If media reports are to be believed, Asians have been subject to some of the most brutal acts of harassment, injustice and hostility.
Well-known is the Chinese Exclusion Act of 1882 where the Chinese were singled out and forbidden from stepping on American soil.
And this was the culmination of numerous acts of discrimination against Chinese immigrants in the United States.
Another famous (or rather infamous) episode of anti-Asian racism was the imprisonment of Japanese Americans during World War II. And done just on the basis of their ethnic ancestry!
Hence, it comes as no surprise that 9/11 evoked an Anti Islamic sentiment worldwide. The concept of Islamophobia did exist long before that fateful September day, but it had never been so pronounced.
Islamophobia may be understood to mean an irrational fear or hatred of the Mulims and Islam.
It assumed gargantuan proportions in the West, thanks to Osama bin Laden and his Al-Qaeda.
Post 9/11, we've all seen and heard stories of how Asians in the West have had their belongings searched without prior notice to find out if they are armed, and instances of several Muslims having to flee from Europe.

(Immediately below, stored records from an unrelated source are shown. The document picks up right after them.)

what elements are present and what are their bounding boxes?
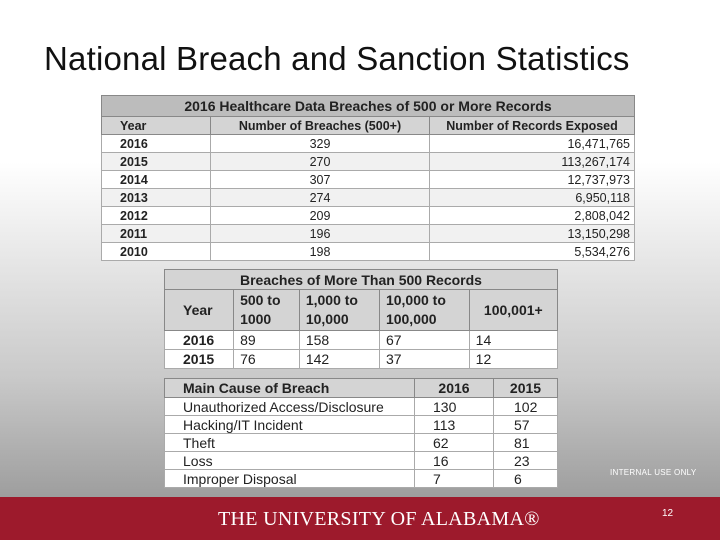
- count-cell: 81: [494, 434, 558, 452]
- table-row: [165, 350, 558, 369]
- breaches-by-year-table: [101, 95, 635, 261]
- year-cell: 2013: [102, 189, 211, 207]
- internal-use-label: INTERNAL USE ONLY: [610, 468, 697, 477]
- table-caption: Breaches of More Than 500 Records: [165, 270, 558, 290]
- count-cell: 6: [494, 470, 558, 488]
- column-header: Number of Breaches (500+): [211, 117, 430, 135]
- year-cell: 2014: [102, 171, 211, 189]
- count-cell: 130: [415, 398, 494, 416]
- breach-count-cell: 307: [211, 171, 430, 189]
- column-header: 2016: [415, 379, 494, 398]
- cause-cell: Improper Disposal: [165, 470, 415, 488]
- count-cell: 16: [415, 452, 494, 470]
- count-cell: 12: [469, 350, 557, 369]
- breach-cause-table: [164, 378, 558, 488]
- breach-count-cell: 274: [211, 189, 430, 207]
- count-cell: 158: [299, 331, 379, 350]
- slide-title: National Breach and Sanction Statistics: [44, 40, 630, 77]
- year-cell: 2015: [102, 153, 211, 171]
- count-cell: 113: [415, 416, 494, 434]
- breach-count-cell: 329: [211, 135, 430, 153]
- table-row: [102, 189, 635, 207]
- count-cell: 76: [234, 350, 300, 369]
- table-row: [102, 171, 635, 189]
- column-header: Year: [102, 117, 211, 135]
- column-header: 500 to 1000: [234, 290, 300, 331]
- cause-cell: Loss: [165, 452, 415, 470]
- count-cell: 67: [379, 331, 469, 350]
- count-cell: 37: [379, 350, 469, 369]
- table-row: [165, 416, 558, 434]
- table-row: [102, 225, 635, 243]
- year-cell: 2012: [102, 207, 211, 225]
- cause-cell: Theft: [165, 434, 415, 452]
- count-cell: 62: [415, 434, 494, 452]
- records-cell: 2,808,042: [430, 207, 635, 225]
- column-header: Year: [165, 290, 234, 331]
- count-cell: 142: [299, 350, 379, 369]
- year-cell: 2016: [165, 331, 234, 350]
- table-row: [165, 452, 558, 470]
- table-row: [165, 398, 558, 416]
- column-header: Main Cause of Breach: [165, 379, 415, 398]
- table-row: [165, 331, 558, 350]
- count-cell: 7: [415, 470, 494, 488]
- records-cell: 12,737,973: [430, 171, 635, 189]
- table-caption: 2016 Healthcare Data Breaches of 500 or More Records: [102, 96, 635, 117]
- records-cell: 5,534,276: [430, 243, 635, 261]
- breach-count-cell: 270: [211, 153, 430, 171]
- column-header: 2015: [494, 379, 558, 398]
- breach-count-cell: 198: [211, 243, 430, 261]
- column-header: Number of Records Exposed: [430, 117, 635, 135]
- university-wordmark: THE UNIVERSITY OF ALABAMA®: [218, 508, 540, 530]
- count-cell: 57: [494, 416, 558, 434]
- count-cell: 89: [234, 331, 300, 350]
- breach-size-table: [164, 269, 558, 369]
- cause-cell: Unauthorized Access/Disclosure: [165, 398, 415, 416]
- records-cell: 113,267,174: [430, 153, 635, 171]
- column-header: 1,000 to 10,000: [299, 290, 379, 331]
- breach-count-cell: 196: [211, 225, 430, 243]
- table-row: [102, 243, 635, 261]
- table-row: [102, 135, 635, 153]
- column-header: 100,001+: [469, 290, 557, 331]
- table-row: [165, 434, 558, 452]
- year-cell: 2015: [165, 350, 234, 369]
- year-cell: 2010: [102, 243, 211, 261]
- table-row: [165, 470, 558, 488]
- table-row: [102, 207, 635, 225]
- column-header: 10,000 to 100,000: [379, 290, 469, 331]
- breach-count-cell: 209: [211, 207, 430, 225]
- count-cell: 23: [494, 452, 558, 470]
- records-cell: 6,950,118: [430, 189, 635, 207]
- cause-cell: Hacking/IT Incident: [165, 416, 415, 434]
- year-cell: 2016: [102, 135, 211, 153]
- count-cell: 102: [494, 398, 558, 416]
- records-cell: 16,471,765: [430, 135, 635, 153]
- page-number: 12: [662, 508, 674, 519]
- table-row: [102, 153, 635, 171]
- count-cell: 14: [469, 331, 557, 350]
- records-cell: 13,150,298: [430, 225, 635, 243]
- year-cell: 2011: [102, 225, 211, 243]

The question is, how much of what is reported is true? How many Asians actually feel singled out?
Indians abroad have differing views. Some say that Islamophobia does exist, but they are not immediately aware of its repercussions, while others are of the view that they do come across instances of bias against their Islam counterparts.

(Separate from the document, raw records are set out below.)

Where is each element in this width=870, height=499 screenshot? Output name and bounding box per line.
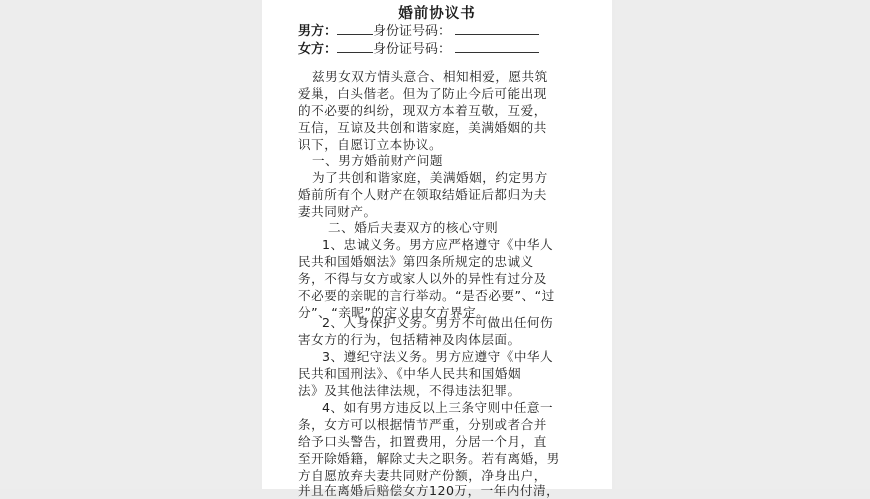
right-blurred-background [615, 0, 870, 489]
body-line: 1、忠诚义务。男方应严格遵守《中华人 [322, 237, 554, 252]
husband-field-row [298, 20, 539, 39]
wife-label: 女方： [298, 42, 338, 57]
body-line: 民共和国刑法》、《中华人民共和国婚姻 [298, 366, 522, 381]
body-line: 兹男女双方情头意合、相知相爱，愿共筑 [312, 69, 548, 84]
body-line: 婚前所有个人财产在领取结婚证后都归为夫 [298, 187, 547, 202]
body-line: 不必要的亲昵的言行举动。“是否必要”、“过 [298, 288, 555, 303]
husband-name-blank [337, 22, 373, 35]
body-line: 条，女方可以根据情节严重，分别或者合并 [298, 417, 547, 432]
body-line: 2、人身保护义务。男方不可做出任何伤 [322, 315, 554, 330]
body-line: 并且在离婚后赔偿女方120万，一年内付清， [298, 483, 560, 498]
body-line: 至开除婚籍，解除丈夫之职务。若有离婚，男 [298, 451, 560, 466]
husband-label: 男方： [298, 24, 338, 39]
body-line: 4、如有男方违反以上三条守则中任意一 [322, 400, 554, 415]
body-line: 法》及其他法律法规，不得违法犯罪。 [298, 383, 521, 398]
body-line: 的不必要的纠纷，现双方本着互敬，互爱， [298, 103, 547, 118]
husband-id-blank [455, 22, 539, 35]
body-line: 互信，互谅及共创和谐家庭，美满婚姻的共 [298, 120, 547, 135]
wife-name-blank [337, 40, 373, 53]
document-title: 婚前协议书 [398, 6, 476, 22]
body-line: 害女方的行为，包括精神及肉体层面。 [298, 332, 521, 347]
wife-id-blank [455, 40, 539, 53]
body-line: 为了共创和谐家庭，美满婚姻，约定男方 [312, 170, 548, 185]
body-line: 3、遵纪守法义务。男方应遵守《中华人 [322, 349, 554, 364]
body-line: 方自愿放弃夫妻共同财产份额，净身出户， [298, 468, 547, 483]
wife-id-label: 身份证号码： [373, 42, 452, 57]
body-line: 民共和国婚姻法》第四条所规定的忠诚义 [298, 254, 534, 269]
body-line: 务，不得与女方或家人以外的异性有过分及 [298, 271, 547, 286]
body-line: 识下，自愿订立本协议。 [298, 137, 443, 152]
section-heading: 一、男方婚前财产问题 [312, 153, 443, 168]
document-page [262, 0, 612, 498]
body-line: 给予口头警告，扣置费用，分居一个月，直 [298, 434, 547, 449]
section-heading: 二、婚后夫妻双方的核心守则 [328, 220, 499, 235]
husband-id-label: 身份证号码： [373, 24, 452, 39]
body-line: 妻共同财产。 [298, 204, 377, 219]
body-line: 分”、“亲昵”的定义由女方界定。 [298, 305, 490, 320]
wife-field-row [298, 38, 539, 57]
body-line: 爱巢，白头偕老。但为了防止今后可能出现 [298, 86, 547, 101]
left-blurred-background [0, 0, 260, 489]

Sudarshan George, an Indian student at Germany's Bonn University, is of the view that Islamophobia does not exist at the university level in his country.
He does say, however that "there is a general feeling of hostility towards the Muslims everywhere, though subtle".

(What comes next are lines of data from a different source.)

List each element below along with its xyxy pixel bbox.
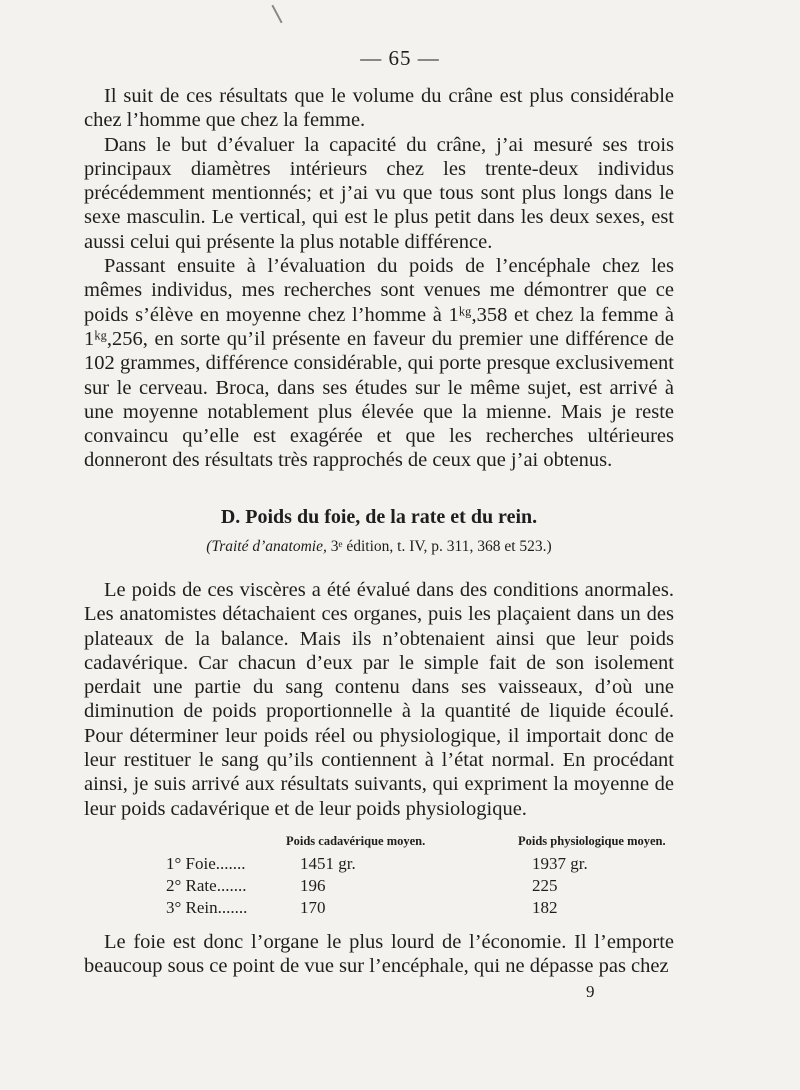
middle-text-block: [84, 534, 674, 821]
table-header-row: [166, 834, 678, 853]
cadaveric-cell: 1451 gr.: [300, 854, 356, 873]
table-row: [166, 875, 678, 897]
paragraph: Dans le but d’évaluer la capacité du crâne, j’ai mesuré ses trois principaux diamètres intérieurs chez les trente-deux individus précédemment mentionnés; et j’ai vu que tous sont plus longs dans le sexe masculin. Le vertical, qui est le plus petit dans les deux sexes, est aussi celui qui présente la plus notable différence.: [84, 133, 674, 253]
citation-details: 3ᵉ édition, t. IV, p. 311, 368 et 523.): [330, 538, 552, 555]
header-physiological: Poids physiologique moyen.: [518, 834, 666, 848]
physiological-cell: 1937 gr.: [532, 854, 588, 873]
section-heading: D. Poids du foie, de la rate et du rein.: [220, 506, 538, 528]
organ-cell: 2° Rate.......: [166, 876, 247, 895]
table-row: [166, 897, 678, 919]
paragraph: Le poids de ces viscères a été évalué dans des conditions anormales. Les anatomistes détachaient ces organes, puis les plaçaient dans un des plateaux de la balance. Mais ils n’obtenaient ainsi que leur poids cadavérique. Car chacun d’eux par le simple fait de son isolement perdait une partie du sang contenu dans ses vaisseaux, d’où une diminution de poids proportionnelle à la quantité de liquide écoulé. Pour déterminer leur poids réel ou physiologique, il importait donc de leur restituer le sang qu’ils contiennent à l’état normal. En procédant ainsi, je suis arrivé aux résultats suivants, qui expriment la moyenne de leur poids cadavérique et de leur poids physiologique.: [84, 579, 674, 820]
organ-cell: 1° Foie.......: [166, 854, 246, 873]
physiological-cell: 182: [532, 898, 558, 917]
scan-mark: [271, 5, 282, 24]
top-text-block: [84, 84, 674, 473]
physiological-cell: 225: [532, 876, 558, 895]
cadaveric-cell: 170: [300, 898, 326, 917]
signature-mark: 9: [586, 982, 595, 1001]
weights-table: [166, 834, 678, 919]
paragraph: Le foie est donc l’organe le plus lourd de l’économie. Il l’emporte beaucoup sous ce point de vue sur l’encéphale, qui ne dépasse pas chez: [84, 931, 674, 978]
paragraph: Il suit de ces résultats que le volume du crâne est plus considérable chez l’homme que chez la femme.: [84, 85, 674, 132]
cadaveric-cell: 196: [300, 876, 326, 895]
organ-cell: 3° Rein.......: [166, 898, 248, 917]
header-cadaveric: Poids cadavérique moyen.: [286, 834, 426, 848]
bottom-text-block: [84, 930, 674, 979]
citation-title: (Traité d’anatomie,: [206, 538, 327, 555]
table-row: [166, 853, 678, 875]
page-number: — 65 —: [360, 46, 440, 70]
paragraph: Passant ensuite à l’évaluation du poids de l’encéphale chez les mêmes individus, mes recherches sont venues me démontrer que ce poids s’élève en moyenne chez l’homme à 1ᵏᵍ,358 et chez la femme à 1ᵏᵍ,256, en sorte qu’il présente en faveur du premier une différence de 102 grammes, différence considérable, qui porte presque exclusivement sur le cerveau. Broca, dans ses études sur le même sujet, est arrivé à une moyenne notablement plus élevée que la mienne. Mais je reste convaincu qu’elle est exagérée et que les recherches ultérieures donneront des résultats très rapprochés de ceux que j’ai obtenus.: [84, 255, 674, 472]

A friend of his was once denied an apartment on rent, just because he was Muslim. And interestingly, after 9/11, a pair of lovers, one of them Muslim, parted ways, because the other "could not trust Muslims after what they did to America".
However, Shilpa Singh, an Indian housewife in Canada, has this to say: "We have a Muslim neighbour, but none of us have a problem. And they seem to be quite happy. We regularly exchange gifts and get together for all important occasions."
Medha Saran, a student in at a reputed international university begs to differ. She cites an instance where, soon after 9/11, her friend was forced to vacate her hostel room at night, just because she was Muslim!
There are a few non-Muslims who have reported how soon after 9/11 they were searched at an amusement park to see if they were armed.
Then there is a bank employee in the US, Abhishek Kaul, who says that his Muslim friend has had to face abusive language at a few public places.
An interesting detail comes from Maureen, a school teacher in Alabama. "There were two Muslim kids in my class. And things were absolutely fine till 9/11. But soon afterwards, a few of the parents began to demand that the Muslim kids be sent away, or else they would have to shift their wards to a different school.
It took a lot of talking from my side to let them continue with the current state of affairs. But by then, both the Muslim kids were taken away from school by their parents."
There is however, a unanimous view: That discrimination in some form or another does exist in the West.
This is not surprising, since the West's penchant for bias is well known. It could be subtle or aggressive, but it is there all the same.
A study of Asian discrimination in the West would take a lifetime. So we could arrive at a decent conclusion if we said that Islamophobia is a real threat out there in the West, and it takes varying forms.
But then the average Indian does not feel threatened to have a Muslim neighbour or friend.